Author

This paper presents the DT-ML-CAFA (Digital Twin and Machine Learning empowered Cyber Attacking Flow Analysis) model for SCADA-based Industry 5.0 smart grids. A Directed Graph (DiGraph)-based knowledge graph constructs digital twins of SCADA components—IEDs, circuit breakers, network switches, and transmission lines—enabling dynamic visualization of cyber-attack propagation. XGBoost is integrated to detect and classify False Data Injection Attacks (FDIA), Remote Tripping Command Injection (RTCI), and System Reconfiguration Attacks (SRA). Evaluated on the publicly available MSU–ORNL SCADA dataset, the model achieves detection accuracy exceeding 99% with only 32 total misclassifications across more than 2.1 million samples.

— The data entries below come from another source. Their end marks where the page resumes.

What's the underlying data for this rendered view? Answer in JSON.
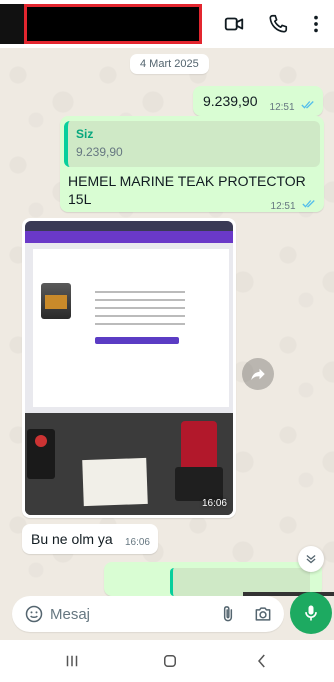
{
  "header": {
    "icons": [
      "video-call-icon",
      "voice-call-icon",
      "more-options-icon"
    ]
  },
  "chat": {
    "date": "4 Mart 2025",
    "messages": [
      {
        "type": "outgoing",
        "text": "9.239,90",
        "time": "12:51",
        "status": "read"
      },
      {
        "type": "outgoing-reply",
        "quote_author": "Siz",
        "quote_text": "9.239,90",
        "text": "HEMEL MARINE TEAK PROTECTOR 15L",
        "time": "12:51",
        "status": "read"
      },
      {
        "type": "incoming-photo",
        "time": "16:06"
      },
      {
        "type": "incoming",
        "text": "Bu ne olm ya",
        "time": "16:06"
      }
    ]
  },
  "composer": {
    "placeholder": "Mesaj"
  },
  "colors": {
    "outgoing_bubble": "#d9fdd3",
    "incoming_bubble": "#ffffff",
    "accent_green": "#1daa61",
    "read_ticks": "#53bdeb",
    "redaction_border": "#e3262f"
  }
}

This paper introduced the DT-ML-CAFA framework—a DiGraph-enabled Digital Twin integrated with XGBoost machine learning—for proactive cyber-attack detection and visualization in SCADA-based Industry 5.0 smart grids. By constructing a Directed Graph model of the SCADA network, the framework enables dynamic simulation and real-time visualization of FDIA, RTCI, and SRA attack-propagation paths—providing operators with situational awareness that conventional IDS systems cannot offer. The XGBoost classifier achieves detection accuracy exceeding 99% on the MSU–ORNL benchmark dataset, with only 32 misclassifications across more than 2.1 million samples. Label encoding of categorical SCADA data, Min-Max normalization, and DiGraph-derived topology features collectively enhance model learning efficiency. Confusion matrix analysis confirms strong balanced performance across all attack categories. The DT-ML-CAFA framework demonstrates that the synergy of digital twin technology and advanced machine learning provides a qualitatively and quantitatively superior cybersecurity solution compared to conventional ML-only approaches. It enables proactive threat simulation, real-time attack-path visualization, high-accuracy automated classification, and an accessible operator GUI—establishing digital twin technology as a practical platform for intelligent, proactive cyber defense in critical infrastructure.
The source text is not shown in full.